Aims: Transmural lesion formation is critical to success in atrial fibrillation ablation and is dependent on left atrial wall thickness (LAWT). Pre- and peri-procedural planning may benefit from LAWT measurements.
Methods and results: To calculate the LAWT, the Laplace equation was solved over a finite element mesh of the left atrium derived from the segmented computed tomographic angiography (CTA) dataset. Local LAWT was then calculated from the length of field lines derived from the Laplace solution that spanned the wall from the endocardium or epicardium. The method was validated on an atrium phantom and retrospectively applied to 10 patients who underwent routine coronary CTA for standard clinical indications at our institute. The Laplace wall thickness algorithm was validated on the left atrium phantom. Wall thickness measurements had errors of <0.2 mm for thicknesses of 0.5-5.0 mm that are attributed to image resolution and segmentation artefacts. Left atrial wall thickness measurements were performed on 10 patients. Successful comprehensive LAWT maps were generated in all patients from the coronary CTA images. Mean LAWT measurements ranged from 0.6 to 1.0 mm and showed significant inter and intra patient variability.

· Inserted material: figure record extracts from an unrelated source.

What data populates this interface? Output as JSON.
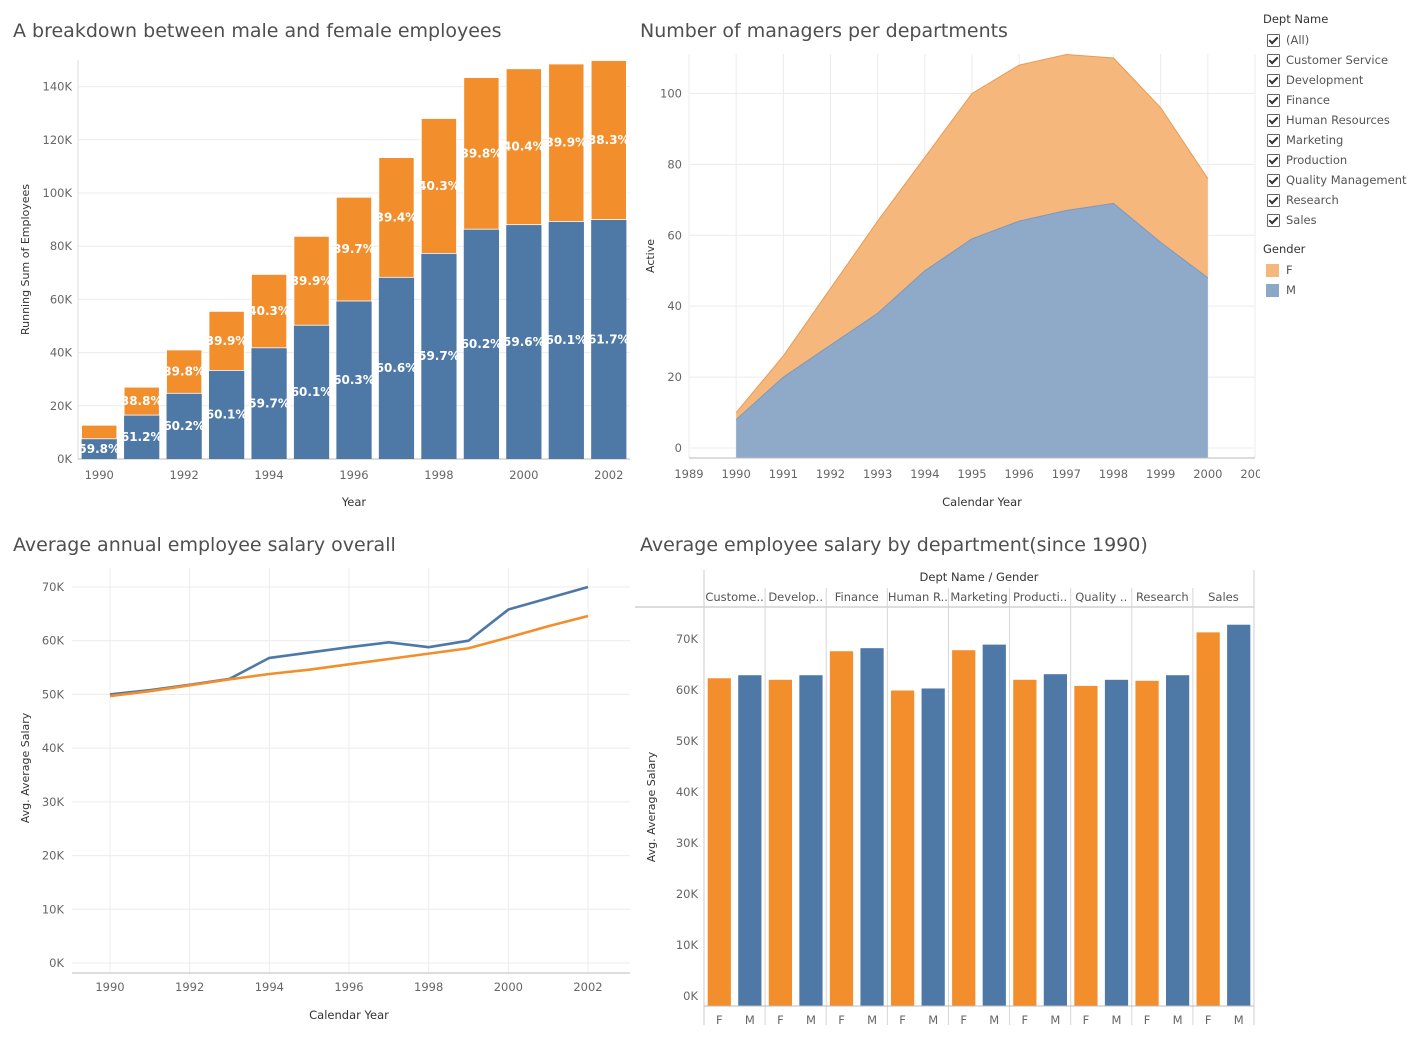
{
  "titles": {
    "gender_breakdown": "A breakdown between male and female employees",
    "managers": "Number of managers per departments",
    "avg_salary": "Average annual employee salary overall",
    "dept_salary": "Average employee salary by department(since 1990)"
  },
  "legend": {
    "dept_title": "Dept Name",
    "dept_items": [
      "(All)",
      "Customer Service",
      "Development",
      "Finance",
      "Human Resources",
      "Marketing",
      "Production",
      "Quality Management",
      "Research",
      "Sales"
    ],
    "gender_title": "Gender",
    "gender_items": [
      {
        "label": "F",
        "color": "#f5b77c"
      },
      {
        "label": "M",
        "color": "#8da7c6"
      }
    ]
  },
  "colors": {
    "female": "#f28e2b",
    "male": "#4e79a7",
    "female_area": "#f5b77c",
    "male_area": "#8fa9c8"
  },
  "chart_data": [
    {
      "type": "bar",
      "title": "A breakdown between male and female employees",
      "xlabel": "Year",
      "ylabel": "Running Sum of Employees",
      "ylim": [
        0,
        150000
      ],
      "yticks": [
        "0K",
        "20K",
        "40K",
        "60K",
        "80K",
        "100K",
        "120K",
        "140K"
      ],
      "xtick_labels": [
        "1990",
        "1992",
        "1994",
        "1996",
        "1998",
        "2000",
        "2002"
      ],
      "categories": [
        1990,
        1991,
        1992,
        1993,
        1994,
        1995,
        1996,
        1997,
        1998,
        1999,
        2000,
        2001,
        2002
      ],
      "series": [
        {
          "name": "M",
          "values": [
            7600,
            16500,
            24700,
            33300,
            41800,
            50300,
            59400,
            68300,
            77300,
            86400,
            88100,
            89300,
            90000
          ],
          "labels": [
            "59.8%",
            "61.2%",
            "60.2%",
            "60.1%",
            "59.7%",
            "60.1%",
            "60.3%",
            "60.6%",
            "59.7%",
            "60.2%",
            "59.6%",
            "60.1%",
            "61.7%"
          ]
        },
        {
          "name": "F",
          "values": [
            5100,
            10500,
            16300,
            22200,
            27600,
            33400,
            39000,
            45000,
            50700,
            57000,
            58600,
            59200,
            59800
          ],
          "labels": [
            "",
            "38.8%",
            "39.8%",
            "39.9%",
            "40.3%",
            "39.9%",
            "39.7%",
            "39.4%",
            "40.3%",
            "39.8%",
            "40.4%",
            "39.9%",
            "38.3%"
          ]
        }
      ]
    },
    {
      "type": "area",
      "title": "Number of managers per departments",
      "xlabel": "Calendar Year",
      "ylabel": "Active",
      "ylim": [
        0,
        115
      ],
      "xlim": [
        1989,
        2001
      ],
      "yticks": [
        0,
        20,
        40,
        60,
        80,
        100
      ],
      "x": [
        1990,
        1991,
        1992,
        1993,
        1994,
        1995,
        1996,
        1997,
        1998,
        1999,
        2000
      ],
      "series": [
        {
          "name": "M",
          "values": [
            8,
            20,
            29,
            38,
            50,
            59,
            64,
            67,
            69,
            58,
            48
          ]
        },
        {
          "name": "F",
          "values": [
            2,
            6,
            16,
            26,
            32,
            41,
            44,
            44,
            41,
            38,
            28
          ]
        }
      ]
    },
    {
      "type": "line",
      "title": "Average annual employee salary overall",
      "xlabel": "Calendar Year",
      "ylabel": "Avg. Average Salary",
      "ylim": [
        0,
        72000
      ],
      "yticks": [
        "0K",
        "10K",
        "20K",
        "30K",
        "40K",
        "50K",
        "60K",
        "70K"
      ],
      "xtick_labels": [
        "1990",
        "1992",
        "1994",
        "1996",
        "1998",
        "2000",
        "2002"
      ],
      "x": [
        1990,
        1991,
        1992,
        1993,
        1994,
        1995,
        1996,
        1997,
        1998,
        1999,
        2000,
        2001,
        2002
      ],
      "series": [
        {
          "name": "M",
          "values": [
            50000,
            50800,
            51800,
            52900,
            56800,
            57800,
            58800,
            59700,
            58800,
            60000,
            65800,
            67900,
            70000
          ]
        },
        {
          "name": "F",
          "values": [
            49700,
            50600,
            51700,
            52800,
            53800,
            54600,
            55600,
            56600,
            57600,
            58600,
            60600,
            62700,
            64600
          ]
        }
      ]
    },
    {
      "type": "bar",
      "title": "Average employee salary by department(since 1990)",
      "header": "Dept Name / Gender",
      "ylabel": "Avg. Average Salary",
      "ylim": [
        0,
        76000
      ],
      "yticks": [
        "0K",
        "10K",
        "20K",
        "30K",
        "40K",
        "50K",
        "60K",
        "70K"
      ],
      "categories": [
        "Custome..",
        "Develop..",
        "Finance",
        "Human R..",
        "Marketing",
        "Producti..",
        "Quality ..",
        "Research",
        "Sales"
      ],
      "genders": [
        "F",
        "M"
      ],
      "series": [
        {
          "name": "F",
          "values": [
            62300,
            62000,
            67600,
            59900,
            67800,
            62000,
            60800,
            61800,
            71300
          ]
        },
        {
          "name": "M",
          "values": [
            62900,
            62900,
            68200,
            60300,
            68900,
            63100,
            62000,
            62900,
            72800
          ]
        }
      ]
    }
  ]
}
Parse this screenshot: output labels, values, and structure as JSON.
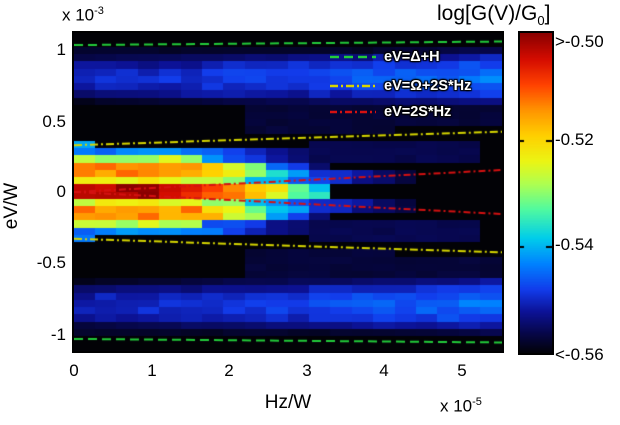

Conclusions: Left atrial wall thickness can be measured robustly and efficiently across the whole left atrium using a solution of the Laplace equation over a finite element mesh of the left atrium. Further studies are indicated to determine whether the integration of LAWT maps into pre-existing 3D anatomical mapping systems may provide important anatomical information for guiding radiofrequency ablation.
Keywords: Ablation; Atrial fibrillation; Cardiac computed tomography; Finite element modelling; Left atrial wall thickness; Mapping.